> A lot (most? all?) primary-residence home loans in the US are non-recourse, meaning that you aren't liable for the deficit - you only lose the house.
This is wild. In Canada not only do we all take interest rate risk every 5 years maximum as we can’t lock in for longer (which seems to make our whole society less robust), we can’t refinance early if rates drop without massive penalties eliminating any incentive to do so, but all of our mortgages are full recourse.
I can’t believe how much worse this seems, on a societal level, than the US.
A couple of other good points vs Canada: most fixed-rate US mortgages don’t have a prepayment penalty, and many offer the option to “recast”, which means you can make a lump-sum payment and reamortize your loan while keeping the rate and end date the same. This has the effect of lowering your monthly payment and is often used as an alternative to refinancing if you’re buying and selling a home in sequence.
In Canada, it's actually worse than stated. You do have a prepayment penalty as long as current interest rates are lower than your loan's interest rate.
Now that interest rates are higher than they were a couple of years ago, TD Canada Trust waived all my prepayment penalties. They were happy to let me prepay as much as I wanted.
It's incredible how one-sided the Canadian system is. Prepayment is acceptable as long as the bank benefits. Prepayment is not ok when the person taking out the loan benefits.
Thanks for this. I’d never heard of this option and once again I am shocked at how much better Americans have it than Canadians when it comes to mortgages.
I mean, manufacturing 30-year fixed rate fully pre-payable non-recourse mortgages does not happen in a free market. It takes a lot of government subsidies to make that happen—in particular the government assumes the credit risk on something like 85% of US mortgages. The United States government is very into the idea of spending its resources to subsidize homeownership. Canada has made different policy decisions, like single-payer healthcare. If the societal choice was between universal healthcare and extremely borrower-friendly mortgages (and I don’t think that it really works that way, at least not in such stark terms) I’m not sure I’d pick the mortgages.

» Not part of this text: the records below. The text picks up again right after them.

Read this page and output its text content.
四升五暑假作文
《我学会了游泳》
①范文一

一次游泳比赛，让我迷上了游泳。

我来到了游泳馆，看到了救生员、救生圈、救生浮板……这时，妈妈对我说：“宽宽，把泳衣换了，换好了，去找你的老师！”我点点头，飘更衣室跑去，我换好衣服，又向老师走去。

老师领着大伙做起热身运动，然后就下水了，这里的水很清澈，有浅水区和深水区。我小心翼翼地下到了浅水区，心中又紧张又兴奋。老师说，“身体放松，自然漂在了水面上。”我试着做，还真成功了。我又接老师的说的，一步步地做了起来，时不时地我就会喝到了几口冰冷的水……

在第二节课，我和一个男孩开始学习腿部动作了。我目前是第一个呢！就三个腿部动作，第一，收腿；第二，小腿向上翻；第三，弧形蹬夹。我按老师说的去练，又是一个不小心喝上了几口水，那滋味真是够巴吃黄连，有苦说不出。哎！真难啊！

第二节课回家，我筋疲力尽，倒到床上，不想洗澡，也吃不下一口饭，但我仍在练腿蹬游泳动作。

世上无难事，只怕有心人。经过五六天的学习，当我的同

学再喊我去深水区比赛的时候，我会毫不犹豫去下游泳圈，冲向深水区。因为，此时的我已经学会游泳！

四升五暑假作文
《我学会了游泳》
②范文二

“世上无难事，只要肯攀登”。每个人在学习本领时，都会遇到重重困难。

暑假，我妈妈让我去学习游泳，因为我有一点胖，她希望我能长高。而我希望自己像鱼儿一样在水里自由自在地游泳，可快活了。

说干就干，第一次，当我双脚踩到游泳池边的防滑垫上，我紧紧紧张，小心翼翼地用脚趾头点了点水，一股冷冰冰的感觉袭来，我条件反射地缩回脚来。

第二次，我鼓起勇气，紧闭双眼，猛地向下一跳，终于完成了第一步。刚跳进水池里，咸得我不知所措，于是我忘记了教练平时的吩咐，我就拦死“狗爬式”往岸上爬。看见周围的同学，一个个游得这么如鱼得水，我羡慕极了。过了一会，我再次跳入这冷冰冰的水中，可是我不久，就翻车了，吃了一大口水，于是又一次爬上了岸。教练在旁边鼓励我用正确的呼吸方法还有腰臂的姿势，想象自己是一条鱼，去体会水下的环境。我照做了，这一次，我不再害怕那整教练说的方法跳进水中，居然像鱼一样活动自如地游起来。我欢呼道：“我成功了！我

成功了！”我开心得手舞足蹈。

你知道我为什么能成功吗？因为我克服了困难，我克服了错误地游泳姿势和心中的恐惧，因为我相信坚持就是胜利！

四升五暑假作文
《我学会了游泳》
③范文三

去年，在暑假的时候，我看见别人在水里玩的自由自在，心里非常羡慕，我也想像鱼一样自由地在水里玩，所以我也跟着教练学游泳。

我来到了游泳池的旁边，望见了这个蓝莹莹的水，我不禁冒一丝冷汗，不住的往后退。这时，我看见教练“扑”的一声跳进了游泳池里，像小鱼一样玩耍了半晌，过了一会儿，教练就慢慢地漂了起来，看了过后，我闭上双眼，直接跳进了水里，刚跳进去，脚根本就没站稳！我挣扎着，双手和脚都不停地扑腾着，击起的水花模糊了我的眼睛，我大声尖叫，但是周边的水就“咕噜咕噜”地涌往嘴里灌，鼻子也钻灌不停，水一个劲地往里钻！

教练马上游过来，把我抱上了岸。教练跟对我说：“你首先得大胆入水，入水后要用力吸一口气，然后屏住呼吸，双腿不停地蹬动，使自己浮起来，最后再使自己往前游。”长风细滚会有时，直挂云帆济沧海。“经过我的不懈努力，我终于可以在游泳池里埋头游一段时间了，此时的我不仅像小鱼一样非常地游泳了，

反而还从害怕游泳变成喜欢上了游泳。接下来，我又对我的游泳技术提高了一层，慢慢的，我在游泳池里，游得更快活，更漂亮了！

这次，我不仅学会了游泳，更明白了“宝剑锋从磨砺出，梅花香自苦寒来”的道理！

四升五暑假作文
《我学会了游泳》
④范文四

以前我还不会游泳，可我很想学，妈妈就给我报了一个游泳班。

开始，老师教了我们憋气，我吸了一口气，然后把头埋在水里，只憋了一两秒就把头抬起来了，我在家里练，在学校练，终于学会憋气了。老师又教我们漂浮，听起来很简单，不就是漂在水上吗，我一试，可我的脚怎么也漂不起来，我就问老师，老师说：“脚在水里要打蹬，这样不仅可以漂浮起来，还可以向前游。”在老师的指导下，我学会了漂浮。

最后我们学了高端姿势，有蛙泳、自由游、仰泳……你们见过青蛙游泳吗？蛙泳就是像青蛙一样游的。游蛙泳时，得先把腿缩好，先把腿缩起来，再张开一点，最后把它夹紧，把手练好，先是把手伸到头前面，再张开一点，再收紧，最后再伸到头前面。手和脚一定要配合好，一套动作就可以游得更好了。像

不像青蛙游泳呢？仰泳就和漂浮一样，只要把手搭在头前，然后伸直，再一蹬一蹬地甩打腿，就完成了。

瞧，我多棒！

It can happen. There is risk, but the reward is very high and so it is worth it.
However the government often will not allow you to get the full reward and so while the numbers work out for everhone in a free market it doesn't happen. adjustable rate mortgages in the us are lower interest rate. Often in the us they are a better deal - we are just looking at one case where everyone in a fixed rate two years ago is better off than those with adjustable rates.
You should ask your parliament to create the equivalent of Fannie Mae and Freddie Mac in your country. Gov't backed and buys loans from retail/commercial banks under strict guidelines. This helps to create a huge fixed rate mortgage market in the United States. I agree: Fixed rate mortgages are terrific for increasing home ownership. Plus, it moves the interest rate risk from retail people (less sophisticated) to institutions (banks, etc.) (more sophisticated).
In Canada? Who was your lender? I did an exhaustive (I thought!) search when I last got a mortgage and could not find a fixed rate option that did not have a large prepayment penalty.
This is wild. In Canada not only do we all take interest rate risk every 5 years maximum as we can’t lock in for longer (which seems to make our whole society less robust), we can’t refinance early if rates drop without massive penalties eliminating any incentive to do so, but all of our mortgages are full recourse.
I can’t believe how much worse this seems, on a societal level, than the US.